Communications on Applied Electronics |
Foundation of Computer Science (FCS), NY, USA |
Volume 3 - Number 3 |
Year of Publication: 2015 |
Authors: Shweta Patil, S.S.Katariya |
10.5120/cae2015651904 |
Shweta Patil, S.S.Katariya . Facial Expression Recognition using PCA Algorithm. Communications on Applied Electronics. 3, 3 ( October 2015), 22-24. DOI=10.5120/cae2015651904
Face is the primary focus for the identity of human. But while detecting the face one difficulty is there. How to deal with the variations in the facial expressions, lightening etc. in this paper we use the principal component analysis (PCA) algorithm for the detection of facial expression.
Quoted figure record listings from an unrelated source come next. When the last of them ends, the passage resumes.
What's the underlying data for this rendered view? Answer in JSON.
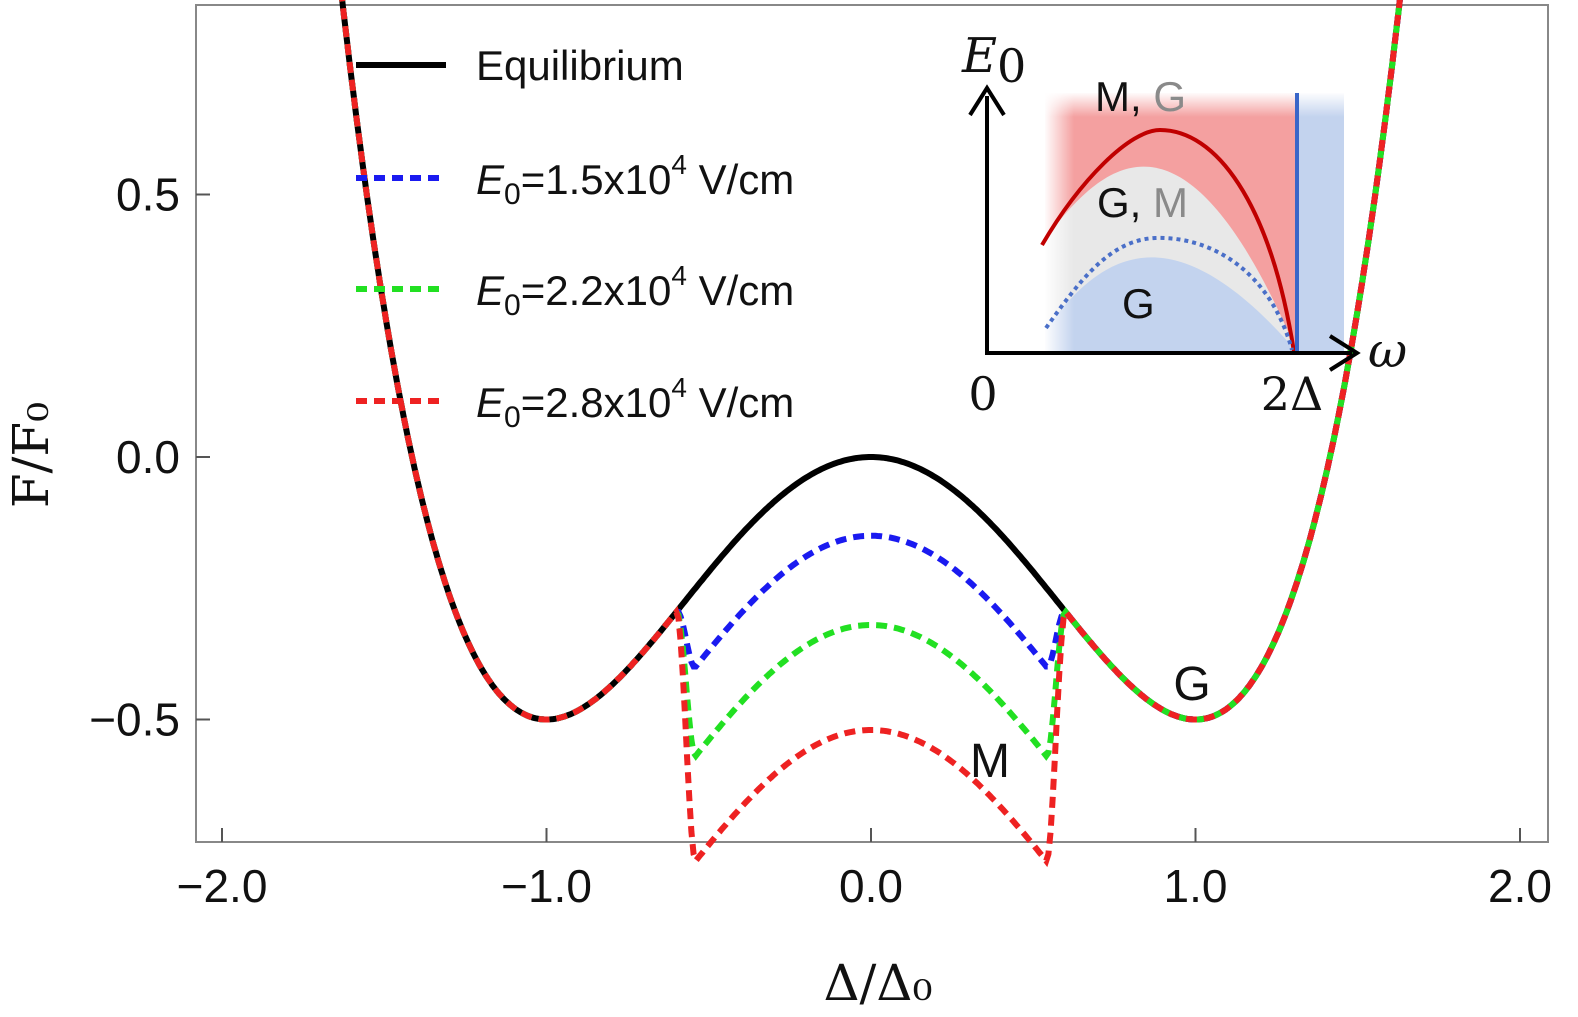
{
  "chart_data": {
    "type": "line",
    "title": "",
    "xlabel": "Δ/Δ₀",
    "ylabel": "F/F₀",
    "xlim": [
      -2.0,
      2.0
    ],
    "ylim": [
      -0.7,
      0.85
    ],
    "x_ticks": [
      "−2.0",
      "−1.0",
      "0.0",
      "1.0",
      "2.0"
    ],
    "y_ticks": [
      "0.5",
      "0.0",
      "−0.5"
    ],
    "legend_position": "top-left",
    "series": [
      {
        "name": "Equilibrium",
        "color": "#000000",
        "style": "solid",
        "depth": 0.0
      },
      {
        "name_prefix": "E",
        "name_sub": "0",
        "name_mid": "=1.5x10",
        "name_exp": "4",
        "name_unit": " V/cm",
        "color": "#1a1af0",
        "style": "dashed",
        "depth": 0.15
      },
      {
        "name_prefix": "E",
        "name_sub": "0",
        "name_mid": "=2.2x10",
        "name_exp": "4",
        "name_unit": " V/cm",
        "color": "#22e022",
        "style": "dashed",
        "depth": 0.32
      },
      {
        "name_prefix": "E",
        "name_sub": "0",
        "name_mid": "=2.8x10",
        "name_exp": "4",
        "name_unit": " V/cm",
        "color": "#ee2222",
        "style": "dashed",
        "depth": 0.52
      }
    ],
    "model": "F = Δ^4/2 − Δ^2; window |Δ| < 0.6 lowered by depth",
    "annotations": [
      {
        "text": "G",
        "x": 1.0,
        "y": -0.43
      },
      {
        "text": "M",
        "x": 0.35,
        "y": -0.58
      }
    ]
  },
  "inset": {
    "y_axis_label": "E",
    "y_axis_sub": "0",
    "x_axis_label": "ω",
    "origin_label": "0",
    "x_end_label": "2Δ",
    "regions": [
      {
        "first": "M, ",
        "second": "G"
      },
      {
        "first": "G, ",
        "second": "M"
      },
      {
        "first": "G",
        "second": ""
      }
    ],
    "colors": {
      "red_region": "#f4a0a0",
      "gray_region": "#e8e8e8",
      "blue_region": "#c3d3ee",
      "solid_curve": "#c00000",
      "dotted_curve": "#4a6fc8",
      "vline": "#3a66c8"
    }
  }
}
First the eigen spaces are created with the help of eigen vectors and eigen values. With the help of this space eigen faces are created and with the help of PCA algorithm the most matching eigen face is selected. The databases of 30 persons are generated each person having 10 photographs with different expressions like happy, angry, sad, neutral etc. If any expression is not recognize then it consider as a neutral expression. The classifier used are based on Euclidian distance. Train and test databases are there but that should be in similar conditions such as distance, lightening, background etc. The results shows the accuracy of this algorithm.